Methods: The meta-analysis was conducted in accordance with a predetermined protocol following the recommendations of Cochrane Handbook of Systematic Reviews. We searched the Pubmed, Embase, the Cochrane Central Register of Controlled Trials and World Health Organization clinical trials registry center to identify relevant studies up to the end of October 2017. Data were analyzed using STATA. Besides, publication bias and meta-regression analysis were also conducted.

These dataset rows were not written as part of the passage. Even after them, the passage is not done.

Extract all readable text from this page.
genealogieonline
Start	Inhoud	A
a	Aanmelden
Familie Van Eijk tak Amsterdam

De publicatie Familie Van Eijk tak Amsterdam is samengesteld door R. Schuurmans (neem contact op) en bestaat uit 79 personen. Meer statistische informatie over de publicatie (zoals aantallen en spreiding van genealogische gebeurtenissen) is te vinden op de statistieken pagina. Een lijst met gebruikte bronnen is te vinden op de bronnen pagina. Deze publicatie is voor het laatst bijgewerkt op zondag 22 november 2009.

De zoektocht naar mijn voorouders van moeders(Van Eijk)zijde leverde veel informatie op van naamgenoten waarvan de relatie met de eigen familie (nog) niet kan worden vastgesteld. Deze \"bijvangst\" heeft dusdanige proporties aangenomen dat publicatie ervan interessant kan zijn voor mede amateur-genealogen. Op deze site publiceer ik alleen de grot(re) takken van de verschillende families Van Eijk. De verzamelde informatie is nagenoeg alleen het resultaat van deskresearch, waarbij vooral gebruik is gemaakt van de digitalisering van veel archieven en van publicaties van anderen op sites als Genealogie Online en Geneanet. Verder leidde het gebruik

Results: We collected results from 5 articles for further analyses with 8,252 cases and 20,904 control. The normalized mtDNA copy number level is lower in cardiovascular disease (CVD) than the control groups with a pooled standard mean difference (SMD) of -0.36(95%CI,-0.65 to -0.08); The pooled odds ratio (OR) for CVD proportion associated with a 1-SD (standard deviation) decrease in mtDNA copy number level is 1.23 (95% CI,1.06-1.42); The OR for CVD patients with mtDNA copy number lower than median level is 1.88(95% CI,1.65-2.13); The OR for CVD patients with mtDNA copy number located in the lowest quartile part is 2.15(95% CI, 1.46-3.18); the OR between mtDNA copy number and the risk of sudden cardiac death (SCD) is 1.83(95% CI, 1.22-2.74).
Conclusion: Although inter-study variability, the overall performance test of mtDNA for evaluating CVD and SCD revealed that the mtDNA copy number presented the potential to be a biomarker for CVD and SCD prediction. Given that, the fewer copies of mtDNA, the higher the risk of CVD.